I am 14 years old and I have ADD — that stands for Attention Deficit Disorder. I’m not dumb-it’s just hard for me to think as fast as other kids do. Lots of kids who have ADD are hyperactive. I’m not. I’m usually quiet in class. But I’m easily distracted and can’t keep my train of thought.
Noise and commotion distract me, and I can’t concentrate. If kids around are talking, I sometimes even forget what I was doing. Just about any kind of noise can bother me. For instance, if I’m reading to myself and someone else is reading aloud, I have a very hard time not listening to that person. I’m okay as long as the noise level isn’t really high.

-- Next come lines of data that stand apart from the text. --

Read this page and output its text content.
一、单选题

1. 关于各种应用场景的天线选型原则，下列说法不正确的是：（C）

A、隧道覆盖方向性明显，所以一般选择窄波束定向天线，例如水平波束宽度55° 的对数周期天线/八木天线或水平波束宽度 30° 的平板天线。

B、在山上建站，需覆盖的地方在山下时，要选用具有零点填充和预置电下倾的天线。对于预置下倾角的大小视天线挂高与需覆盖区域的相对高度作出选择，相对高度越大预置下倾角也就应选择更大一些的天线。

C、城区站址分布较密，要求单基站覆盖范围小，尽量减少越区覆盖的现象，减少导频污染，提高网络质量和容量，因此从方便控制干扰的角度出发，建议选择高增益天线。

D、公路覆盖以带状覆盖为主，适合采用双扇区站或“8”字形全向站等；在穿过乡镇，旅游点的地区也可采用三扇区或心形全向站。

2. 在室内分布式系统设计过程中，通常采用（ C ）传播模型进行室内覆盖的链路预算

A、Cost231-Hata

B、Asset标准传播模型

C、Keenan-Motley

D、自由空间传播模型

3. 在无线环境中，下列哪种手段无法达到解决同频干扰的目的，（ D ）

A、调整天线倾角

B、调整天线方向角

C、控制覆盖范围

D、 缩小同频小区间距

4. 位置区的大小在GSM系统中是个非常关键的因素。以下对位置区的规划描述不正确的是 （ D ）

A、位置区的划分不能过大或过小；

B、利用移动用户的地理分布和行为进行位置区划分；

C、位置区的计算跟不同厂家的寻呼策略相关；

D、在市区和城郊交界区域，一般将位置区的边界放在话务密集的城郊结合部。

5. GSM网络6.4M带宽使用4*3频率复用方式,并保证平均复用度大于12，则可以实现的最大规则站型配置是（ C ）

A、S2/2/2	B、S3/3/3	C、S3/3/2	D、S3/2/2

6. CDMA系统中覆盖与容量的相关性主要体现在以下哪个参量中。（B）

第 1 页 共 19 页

Sometimes I get really mad and have trouble controlling my temper. I get mad when people make noise when I’m trying to do something. Another thing that makes me mad is if somebody says they’ll do something and then they don’t do it. I usually only let my anger show when I’m around my family. Sometimes I try to leave, but that’s not easy.
I see a doctor for counseling a few times a year. Sometimes he has me draw pictures, and we talk about when I get mad. He gives me pills that I take every day that help me concentrate and do better at school.
Life is a lot easier in the summer when I don’t have to go to school. There aren’t so many things to remember and worry about.
If you have kids with ADD in your class and you know something is bothering them, try to get rid of that thing and don’t let it come back.